Ses pouvoirs lui permettent de voir ce que nous ne pouvons pas: les gangs africains itinérants gardant les Melburniens piégés dans leurs maisons; Les femmes dans les supermarchés avec des machettes sont tenues à la gorge.
C'est ainsi qu'il sait qu'il peut conclure un accord avec Trump que les Albanais ne peuvent pas; Il peut nous sauver de la récession inévitable sous les Albanais. Il n'a pas besoin de connaître les détails de l'économie parce qu'il a la kryptonite pour faire son gros levage.
Notez que le trésorier de l'ombre de Dutton, Angus Taylor, ne l'a pas rejoint dans son effrayant. Taylor est un économiste qualifié de bonne réputation. Son problème est que, n'ayant pas servi d'apprentissage dans un bureau d'un ministre, il ne peut pas faire de politique à un niveau professionnel. Il ne peut pas dire des mensonges avec un visage droit.

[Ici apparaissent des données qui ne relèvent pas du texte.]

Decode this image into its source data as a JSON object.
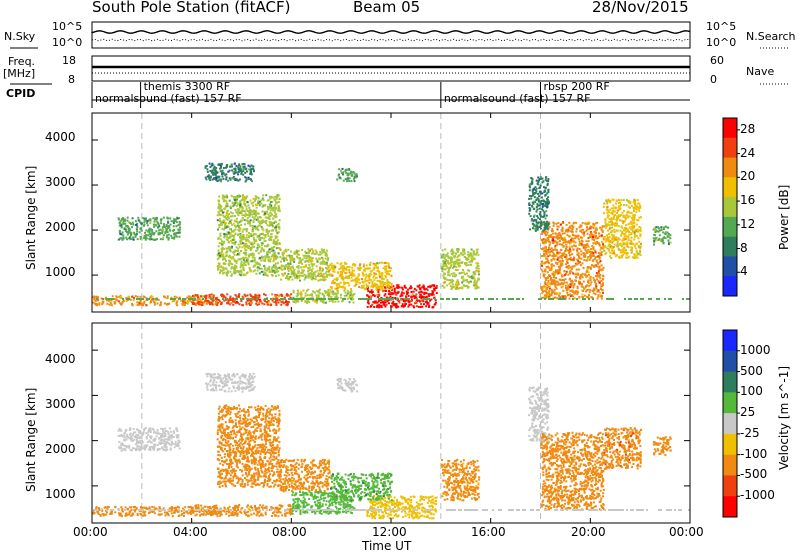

Il n'aurait pas eu recours à la pensée confuse que Dutton justifiait la mise en bande du mot R. Dutton pense que la prédiction égoïste de Chalmers des baisses de taux d'intérêt imminentes est la preuve qu'une récession arrive. Il ne s'agit pas de Superman que, si les taux étaient fortement réduits, l'objectif serait de prévenir une récession. Implique-t-il qu'il pourrait empêcher la récession sans réduire les taux?
Il est vrai que, grâce en partie à des taux élevés (mais aussi à une baisse antérieure dans les salaires réels et au fluage massif du support), les dépenses de consommation ont été faibles, de sorte que seule une forte croissance de la population a maintenu le produit intérieur brut. Beaucoup ont dit que cela signifie que nous avons subi une «récession par personne» au cours des deux dernières années.
Mais soyons réels. Et ne soyons pas induits en erreur par le marché monétaire et les bêtises favorisées par les médias que deux trimestriels successifs tombent dans le PIB réel constituent une récession «technique». Pourquoi les gens sensés vivent-ils dans la peur des récessions et que les dirigeants politiques responsables n'utilisent jamais le mot R avant de le faire?
Eh bien, ce n'est pas parce que le PIB est tombé en arrière pendant quelques trimestres. Ce qui peut prendre un peu plus de temps pour apparaître, c'est le conséquence d'une chute importante de l'activité économique: baisse de l'emploi et augmentation du chômage. C'est la vue de milliers de personnes qui perdent leur emploi, la peur que vous pourriez être la prochaine et la connaissance qu'il faudrait des semaines ou des mois pour trouver un nouvel emploi, qui fait peur aux gens normaux.
Malgré les faibles dépenses des ménages, le marché des emplois a été résilient.Crédit: Louie Douvis
Donc, si nous sommes en «récession par personne» depuis deux ans, qu'est-il arrivé au marché des emplois à cette époque? L'emploi total a augmenté de plus de 750 000, la proportion de personnes avec l'âge ouvrière avec des emplois est presque la plus élevée qu'elle ait jamais été, et le taux de chômage a augmenté de 0,5 point de pourcentage pour encore une baisse de 4%.
Cela vous ressemble-t-il à une récession? C'est l'antithèse complète d'une récession, c'est pourquoi la réserve a été si réticent à réduire les taux d'intérêt.
Dans cette campagne, il y a eu beaucoup trop de pleurnichards quant au coût de la vie sans presque aucune reconnaissance d'un fait qui aurait dû nous remercier tous nos stars chanceuses: notre marché des emplois n'a jamais été mieux. Presque tous ceux qui veulent un emploi peuvent en trouver un – ou plus d'un.
Dans tous les efforts de Dutton pour nous convaincre, la vie est insupportable, et c'est uniquement la faute d'Albanais, il n'y a eu aucune mention de notre marché des emplois de pointe. Dans toute notre apitoiement sur soi, nous avons permis à un homme sans intérêt pour l'économie et peu de connaissances de l'économie pour nous induire en erreur.